By Jim Tortolano/Orange County Tribune
Under pressure from the California Voting Rights Act, cities and school districts across the state and Orange County have agreed to abandon the long-established practice of electing city councils and school boards at large and go to a by-district system.
In recent years, Garden Grove, Stanton and Westminster have established districts; most recently the Huntington Beach Union High School District has adopted that model.
But not the City of Huntington Beach.
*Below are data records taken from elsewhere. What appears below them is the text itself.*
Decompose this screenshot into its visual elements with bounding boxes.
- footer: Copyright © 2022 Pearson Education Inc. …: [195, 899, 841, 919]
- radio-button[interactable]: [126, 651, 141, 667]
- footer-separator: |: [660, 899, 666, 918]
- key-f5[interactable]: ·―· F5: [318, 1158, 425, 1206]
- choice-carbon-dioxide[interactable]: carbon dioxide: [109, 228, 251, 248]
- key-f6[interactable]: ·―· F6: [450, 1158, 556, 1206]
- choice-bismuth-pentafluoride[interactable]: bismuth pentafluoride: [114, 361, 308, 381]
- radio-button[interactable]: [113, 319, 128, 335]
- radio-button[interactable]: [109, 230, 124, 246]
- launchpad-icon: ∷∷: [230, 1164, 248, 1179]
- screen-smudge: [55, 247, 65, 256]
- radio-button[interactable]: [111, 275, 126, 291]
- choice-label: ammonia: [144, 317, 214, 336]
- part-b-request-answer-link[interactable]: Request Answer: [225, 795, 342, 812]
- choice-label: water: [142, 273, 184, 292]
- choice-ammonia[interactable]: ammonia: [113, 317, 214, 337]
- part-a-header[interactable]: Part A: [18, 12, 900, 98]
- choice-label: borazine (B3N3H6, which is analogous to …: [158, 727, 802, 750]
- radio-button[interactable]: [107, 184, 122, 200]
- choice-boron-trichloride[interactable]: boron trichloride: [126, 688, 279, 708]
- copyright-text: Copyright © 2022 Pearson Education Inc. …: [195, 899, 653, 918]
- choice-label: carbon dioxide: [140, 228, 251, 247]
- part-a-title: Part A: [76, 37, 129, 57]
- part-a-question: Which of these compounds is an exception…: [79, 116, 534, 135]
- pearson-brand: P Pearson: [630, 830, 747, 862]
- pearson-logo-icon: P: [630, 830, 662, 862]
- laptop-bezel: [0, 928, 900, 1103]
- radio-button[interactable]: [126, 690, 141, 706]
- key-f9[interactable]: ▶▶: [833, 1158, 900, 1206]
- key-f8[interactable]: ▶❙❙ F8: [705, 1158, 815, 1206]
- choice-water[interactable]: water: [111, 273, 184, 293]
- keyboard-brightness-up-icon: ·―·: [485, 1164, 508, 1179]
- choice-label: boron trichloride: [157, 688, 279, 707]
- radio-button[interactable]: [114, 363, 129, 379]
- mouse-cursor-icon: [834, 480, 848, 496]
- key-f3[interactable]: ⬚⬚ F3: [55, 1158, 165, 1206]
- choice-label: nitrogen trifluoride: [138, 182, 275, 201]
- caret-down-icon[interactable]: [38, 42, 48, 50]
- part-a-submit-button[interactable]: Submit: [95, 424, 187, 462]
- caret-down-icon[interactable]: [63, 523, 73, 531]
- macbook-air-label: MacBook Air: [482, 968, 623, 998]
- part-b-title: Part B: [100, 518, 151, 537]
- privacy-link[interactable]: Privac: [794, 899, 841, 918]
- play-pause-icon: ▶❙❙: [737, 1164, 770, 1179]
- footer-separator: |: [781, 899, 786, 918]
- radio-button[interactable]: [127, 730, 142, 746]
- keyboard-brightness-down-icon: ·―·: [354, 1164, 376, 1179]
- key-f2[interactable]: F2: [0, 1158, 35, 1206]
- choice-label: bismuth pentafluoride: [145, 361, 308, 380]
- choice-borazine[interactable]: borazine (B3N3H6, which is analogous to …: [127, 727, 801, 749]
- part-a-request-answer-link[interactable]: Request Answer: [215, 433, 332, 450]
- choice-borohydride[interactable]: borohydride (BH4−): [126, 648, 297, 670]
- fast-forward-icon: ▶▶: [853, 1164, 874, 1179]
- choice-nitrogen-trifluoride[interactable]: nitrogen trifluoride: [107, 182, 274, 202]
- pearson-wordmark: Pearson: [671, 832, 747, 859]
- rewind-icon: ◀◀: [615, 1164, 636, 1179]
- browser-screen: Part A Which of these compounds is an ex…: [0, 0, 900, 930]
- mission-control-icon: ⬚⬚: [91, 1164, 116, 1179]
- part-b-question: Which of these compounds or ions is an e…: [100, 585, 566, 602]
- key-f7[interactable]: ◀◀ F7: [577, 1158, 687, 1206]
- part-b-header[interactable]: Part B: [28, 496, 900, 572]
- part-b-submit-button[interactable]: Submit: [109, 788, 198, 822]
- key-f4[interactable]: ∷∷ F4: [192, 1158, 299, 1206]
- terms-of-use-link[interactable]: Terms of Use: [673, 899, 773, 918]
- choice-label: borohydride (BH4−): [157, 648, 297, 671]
The city of 200,000 people has resisted legal pressure to switch its city council elections to districts and did so again this week.
In response to a letter from Malibu attorney Kevin Shenkman alleging that Huntington Beach’s system worked to disenfranchise Hispanics, City Attorney Michael Gates replied with a 16-page letter.
“The city will not convert to by-district elections and will defend itself from any threats and lawsuits,” Gates wrote. “The facts [are] show[ing] that the city’s at-large elections are not racially polarizing and Latino candidates are very successful in Huntington Beach.”
As evidence of that point, he referred to Mayor Gracey Van der Mark, a Latino.
She added that “this is nothing more than another fight from an outsider who seeks to fundamentally change Huntington Beach.”
Gates has been aggressive in insisting not only that Sacramento has been overstepping its authority, but that – as a charter city – laws that apply to the more typical “general law” cities don’t apply to his city.
He’s won some cases, but lost some, too, but on this issue, the conservative city council majority seems likely to support his efforts to keep things as they are on election day.